[Le podcast de Pierrot] Marine Le Pen et Jean-Luc Mélenchon même combat

Impossible d’ouvrir une radio, de regarder une chaine d’info en continu ou de lire un journal sans que le principal sujet de discussion ne soit : « que doivent faire les députés de l’ancienne majorité présidentielle présents au second tour dans une triangulaire ? »
Doivent-ils, comme les y a incité hier soir le président de la République, se désister systématiquement en faveur d’un candidat LFI ? Fustigeant au passage toute forme de désunion et appelant à « un large rassemblement clairement démocrate et républicain pour le second tour ».

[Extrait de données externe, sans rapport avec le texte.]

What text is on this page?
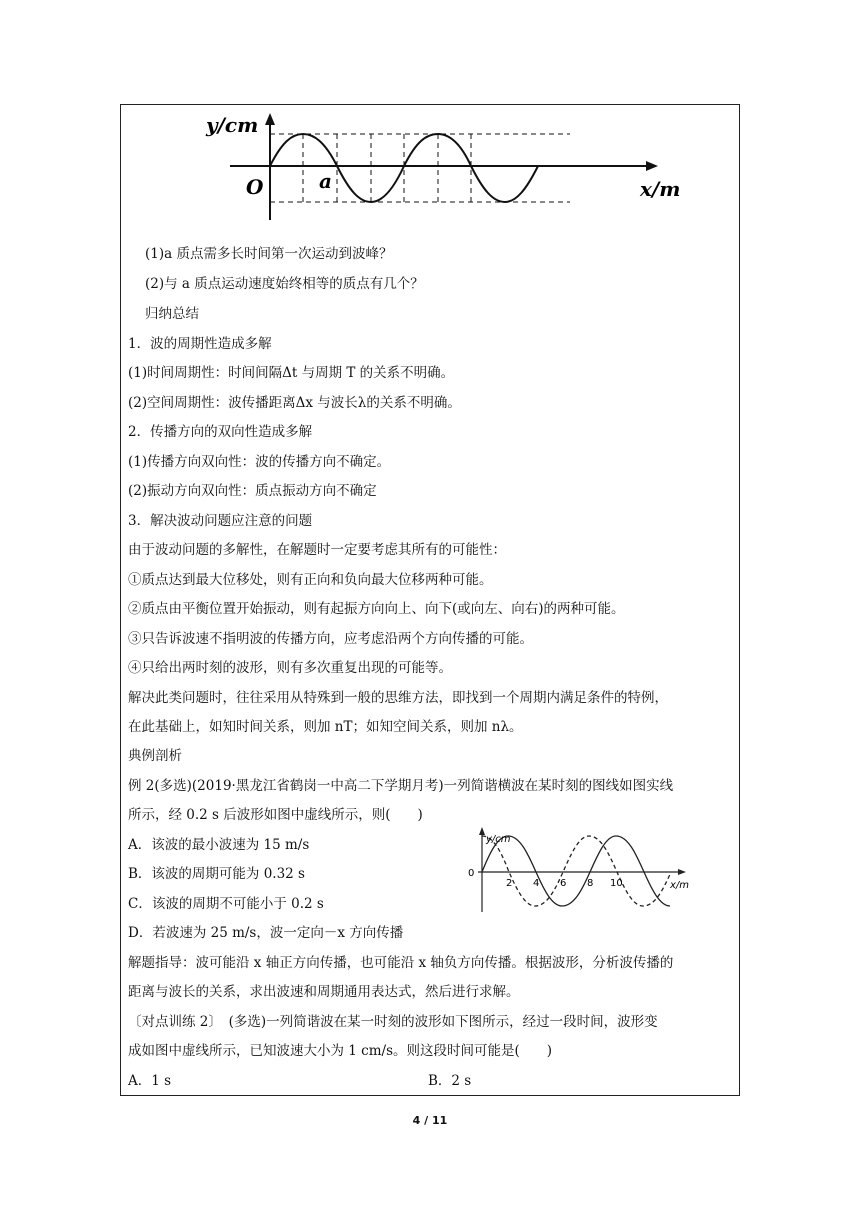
y/cm
x/m
O	a
(1)a 质点需多长时间第一次运动到波峰？
(2)与 a 质点运动速度始终相等的质点有几个？
归纳总结
1．波的周期性造成多解
(1)时间周期性：时间间隔Δt 与周期 T 的关系不明确。
(2)空间周期性：波传播距离Δx 与波长λ的关系不明确。
2．传播方向的双向性造成多解
(1)传播方向双向性：波的传播方向不确定。
(2)振动方向双向性：质点振动方向不确定
3．解决波动问题应注意的问题
由于波动问题的多解性，在解题时一定要考虑其所有的可能性：
①质点达到最大位移处，则有正向和负向最大位移两种可能。
②质点由平衡位置开始振动，则有起振方向向上、向下(或向左、向右)的两种可能。
③只告诉波速不指明波的传播方向，应考虑沿两个方向传播的可能。
④只给出两时刻的波形，则有多次重复出现的可能等。
解决此类问题时，往往采用从特殊到一般的思维方法，即找到一个周期内满足条件的特例，
在此基础上，如知时间关系，则加 nT；如知空间关系，则加 nλ。
典例剖析
例 2(多选)(2019·黑龙江省鹤岗一中高二下学期月考)一列简谐横波在某时刻的图线如图实线
所示，经 0.2 s 后波形如图中虚线所示，则(　　)
A．该波的最小波速为 15 m/s
B．该波的周期可能为 0.32 s
C．该波的周期不可能小于 0.2 s
D．若波速为 25 m/s，波一定向－x 方向传播
解题指导：波可能沿 x 轴正方向传播，也可能沿 x 轴负方向传播。根据波形，分析波传播的
距离与波长的关系，求出波速和周期通用表达式，然后进行求解。
〔对点训练 2〕　(多选)一列简谐波在某一时刻的波形如下图所示，经过一段时间，波形变
成如图中虚线所示，已知波速大小为 1 cm/s。则这段时间可能是(　　)
A．1 s	B．2 s
y/cm
x/m
0
2 4 6 8 10
4 / 11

Ou doivent-ils écouter les Bruno Le Maire, Edouard Philippe ou les ministres sortants Christophe Béchu, Catherine Vautrin ou encore Olivia Grégoire qui prônent un « ni RN, ni LFI » ? Pour Edouard Philippe, « le RN est un danger pour la République, LFI est un danger pour la nation », tandis que d’autres rappellent que tous les sondages prouvent que, pour les Français, Jean-Luc Mélenchon est plus dangereux que Marine Le Pen.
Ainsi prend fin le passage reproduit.